A year ago, Moellenhoff's company needed to improve the search capability on the customer relationship management system it offers to customers on an ASP basis. "There was definitely a perception that we needed to go with a known name because of concern for supportability and the reliability assumption that comes with a name like AltaVista or Autonomy," he says.
Moellenhoff, however, was focused on the technology, not the vendor name, and was convinced that a small firm, San Francisco-based Ripfire Inc., had the right technology. "I requested API documentation to get a better understanding of the system internally and had our developers give their own assessment of that," he says. In Moellenhoff's opinion, good technology survives, even if the vendor doesn't. "If it's really a better search technology, another vendor will recognize it, buy the technology cheap and incorporate it into their own product."
Armed with his beliefs, Moellenhoff countered the known-vendor argument by sharing his vision and explaining how putting code into escrow would help Salesforce.com keep the search engine running, even if Ripfire went under. "There were things we wanted but Ripfire didn't have, but I assured them the vendor could do it by a certain date. It helped allay their fears," he says.
The important thing, he says, was doing the research and taking a stand based on it. "They give you more latitude than if they think you're making something up," he says.
As it turns out, small was the way to go. While it's hard to tie the new search capabilities to revenue, people are happy with them, according to customer satisfaction surveys. "There have certainly been fewer requests to do searching better," Moellenhoff says. And when Salesforce.com ran into scalability problems, Ripfire came on-site and quickly figured out the problem. "With a larger vendor, we'd probably have to rely on consultants to fulfill that role," Moellenhoff says.

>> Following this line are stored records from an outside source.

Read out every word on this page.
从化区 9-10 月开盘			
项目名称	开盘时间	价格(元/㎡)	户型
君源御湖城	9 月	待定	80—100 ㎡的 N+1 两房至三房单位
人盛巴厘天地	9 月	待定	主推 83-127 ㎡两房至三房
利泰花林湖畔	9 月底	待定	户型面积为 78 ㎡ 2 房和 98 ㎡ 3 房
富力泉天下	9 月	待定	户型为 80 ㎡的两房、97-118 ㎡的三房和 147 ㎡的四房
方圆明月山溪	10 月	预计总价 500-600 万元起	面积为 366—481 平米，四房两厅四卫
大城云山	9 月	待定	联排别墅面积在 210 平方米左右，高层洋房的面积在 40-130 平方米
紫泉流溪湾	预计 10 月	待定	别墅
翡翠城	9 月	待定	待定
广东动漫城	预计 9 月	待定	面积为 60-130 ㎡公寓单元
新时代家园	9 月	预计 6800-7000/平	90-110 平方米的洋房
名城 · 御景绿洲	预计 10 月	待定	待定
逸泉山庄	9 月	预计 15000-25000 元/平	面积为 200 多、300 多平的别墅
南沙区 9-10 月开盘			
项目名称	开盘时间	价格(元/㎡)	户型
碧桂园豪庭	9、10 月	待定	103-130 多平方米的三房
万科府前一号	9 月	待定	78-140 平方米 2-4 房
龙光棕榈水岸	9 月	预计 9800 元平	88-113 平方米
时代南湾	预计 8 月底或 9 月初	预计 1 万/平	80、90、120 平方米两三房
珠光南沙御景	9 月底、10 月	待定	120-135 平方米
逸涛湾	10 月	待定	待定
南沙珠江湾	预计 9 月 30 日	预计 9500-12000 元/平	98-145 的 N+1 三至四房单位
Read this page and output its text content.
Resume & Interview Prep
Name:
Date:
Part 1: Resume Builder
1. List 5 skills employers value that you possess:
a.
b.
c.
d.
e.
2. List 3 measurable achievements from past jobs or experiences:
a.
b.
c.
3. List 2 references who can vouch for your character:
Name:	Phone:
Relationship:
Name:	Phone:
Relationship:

In the end, successful IT leaders understand that the key to evaluating and implementing new technology is building and sharing your vision with the rest of the organization. "You need to be a good team builder and see things from more than one point of view, not just your own," Go says. "At the end of the day, end users make things happen, and they can make things not happen. We have to constantly make sure there's a vision that's shared among all entities."
Brandel is a freelance writer in Newton, Mass.